Updated May. 26, 2020 07:41


Ibn Khaldun (1332~1406) was a Muslim politician and historian of the 14th century who was born in Tunisian but of Yemeni ancestry. He was a politician of the Emirate of Granada, a Muslim state in Spain, and of an Islamic kingdom of North Africa. He wrote “The Muqaddimah,” which is known as his best work. He was going to write a book about human history but could not finish it, which was such a broad subject. The author, who came from a family of conservative scholars, was extremely rational even though he was a 14th-century Muslim scholar. His sharp criticism of ancient society and religious myths shows that he was more intelligent than the 17th-century intellectuals of the Enlightenment

If Islamic fundamentalists such as the Islamic State were as smart as Ibn Khaldun, the world would be a much better place. The Muqaddimah tells a story about King As’ad Abu Karib of Tubba, a small country in Yemen. He sent his three sons on an expedition. Two of them looted Iran and advanced to China and left some of their soldiers in Tibet, while the youngest son subjected the Byzantine Empire. People of Yemen rejoiced at their achievements, but Khaldun was not one of them. He pointed out that such a long expedition was not possible without looting the locals and that advancing to China required subjecting many countries in between including the Persian Empire. There is no evidence that shows Tubba conquered them.

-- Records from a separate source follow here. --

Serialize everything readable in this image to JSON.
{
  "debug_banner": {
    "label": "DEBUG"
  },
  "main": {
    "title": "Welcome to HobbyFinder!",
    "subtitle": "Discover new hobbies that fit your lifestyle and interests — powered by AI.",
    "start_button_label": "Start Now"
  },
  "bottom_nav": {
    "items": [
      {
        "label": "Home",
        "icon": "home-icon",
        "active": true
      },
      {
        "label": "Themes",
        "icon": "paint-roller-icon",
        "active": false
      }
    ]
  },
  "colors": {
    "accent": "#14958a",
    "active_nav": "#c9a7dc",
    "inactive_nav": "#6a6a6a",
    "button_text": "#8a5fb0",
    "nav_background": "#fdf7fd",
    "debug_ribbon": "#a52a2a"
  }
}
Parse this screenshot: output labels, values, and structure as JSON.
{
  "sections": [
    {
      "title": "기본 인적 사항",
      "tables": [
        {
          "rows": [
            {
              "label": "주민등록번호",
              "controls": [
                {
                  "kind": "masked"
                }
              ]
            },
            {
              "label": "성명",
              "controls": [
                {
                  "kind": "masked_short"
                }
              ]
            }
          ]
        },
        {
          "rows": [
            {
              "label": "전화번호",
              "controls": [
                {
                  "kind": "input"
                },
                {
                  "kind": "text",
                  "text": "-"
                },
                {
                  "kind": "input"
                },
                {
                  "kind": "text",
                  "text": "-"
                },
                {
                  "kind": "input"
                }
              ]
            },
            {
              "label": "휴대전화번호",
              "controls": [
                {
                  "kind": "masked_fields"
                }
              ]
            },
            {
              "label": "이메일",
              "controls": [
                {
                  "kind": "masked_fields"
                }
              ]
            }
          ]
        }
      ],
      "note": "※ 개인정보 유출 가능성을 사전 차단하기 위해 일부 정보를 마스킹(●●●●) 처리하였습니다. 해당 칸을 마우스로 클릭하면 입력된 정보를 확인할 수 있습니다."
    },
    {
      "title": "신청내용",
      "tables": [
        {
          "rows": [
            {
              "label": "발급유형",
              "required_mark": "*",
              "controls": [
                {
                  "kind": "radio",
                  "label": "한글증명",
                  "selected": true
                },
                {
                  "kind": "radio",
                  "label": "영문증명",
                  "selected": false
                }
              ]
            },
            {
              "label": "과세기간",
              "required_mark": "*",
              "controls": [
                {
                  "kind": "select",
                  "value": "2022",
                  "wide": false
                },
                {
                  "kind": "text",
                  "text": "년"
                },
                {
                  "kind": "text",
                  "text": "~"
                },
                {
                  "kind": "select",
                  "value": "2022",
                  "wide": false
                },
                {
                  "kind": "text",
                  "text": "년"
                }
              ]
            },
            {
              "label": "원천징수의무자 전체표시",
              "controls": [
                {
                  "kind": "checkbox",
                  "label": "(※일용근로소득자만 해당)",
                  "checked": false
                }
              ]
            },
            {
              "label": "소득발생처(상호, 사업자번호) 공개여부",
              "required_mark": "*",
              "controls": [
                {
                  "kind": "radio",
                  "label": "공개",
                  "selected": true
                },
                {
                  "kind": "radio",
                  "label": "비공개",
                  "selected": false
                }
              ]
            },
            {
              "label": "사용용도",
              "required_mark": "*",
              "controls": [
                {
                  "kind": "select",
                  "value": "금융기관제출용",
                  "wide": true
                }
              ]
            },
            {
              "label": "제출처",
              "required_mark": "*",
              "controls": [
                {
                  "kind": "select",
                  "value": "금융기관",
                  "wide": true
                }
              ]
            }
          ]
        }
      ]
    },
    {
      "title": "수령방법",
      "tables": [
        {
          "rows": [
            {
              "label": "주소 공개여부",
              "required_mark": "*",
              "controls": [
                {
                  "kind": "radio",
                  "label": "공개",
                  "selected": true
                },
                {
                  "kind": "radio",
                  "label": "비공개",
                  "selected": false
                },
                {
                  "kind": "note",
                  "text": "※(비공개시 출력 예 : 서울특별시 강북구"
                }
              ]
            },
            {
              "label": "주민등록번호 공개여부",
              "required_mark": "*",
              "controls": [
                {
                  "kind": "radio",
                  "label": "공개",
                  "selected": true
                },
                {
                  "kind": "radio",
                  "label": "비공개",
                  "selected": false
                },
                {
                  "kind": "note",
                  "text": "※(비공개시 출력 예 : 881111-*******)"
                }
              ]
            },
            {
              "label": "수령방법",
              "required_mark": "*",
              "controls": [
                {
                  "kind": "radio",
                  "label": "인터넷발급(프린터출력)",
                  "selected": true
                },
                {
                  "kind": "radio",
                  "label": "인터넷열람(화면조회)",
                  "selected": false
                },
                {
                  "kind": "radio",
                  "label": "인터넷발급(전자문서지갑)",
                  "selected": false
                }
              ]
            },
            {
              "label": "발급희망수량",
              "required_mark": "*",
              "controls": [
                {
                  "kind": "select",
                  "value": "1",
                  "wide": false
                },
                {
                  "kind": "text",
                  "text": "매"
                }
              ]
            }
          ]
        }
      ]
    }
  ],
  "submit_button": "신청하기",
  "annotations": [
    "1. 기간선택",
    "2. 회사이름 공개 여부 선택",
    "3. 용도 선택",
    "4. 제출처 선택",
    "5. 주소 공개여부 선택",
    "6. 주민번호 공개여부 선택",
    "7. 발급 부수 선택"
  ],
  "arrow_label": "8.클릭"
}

However, the lack of proof cannot stop people from getting drunk on pride. Some even argue that it does not matter because it is in the past. This is when intelligence succumbs to emotions, undermining and paralyzing our ability to think logically. Would we still able to make the right decisions in life if we cannot think rationally? It might seem irrelevant to our daily lives, but the impact of being swept by emotions when remembering what happened in the pst is more insidious than we think.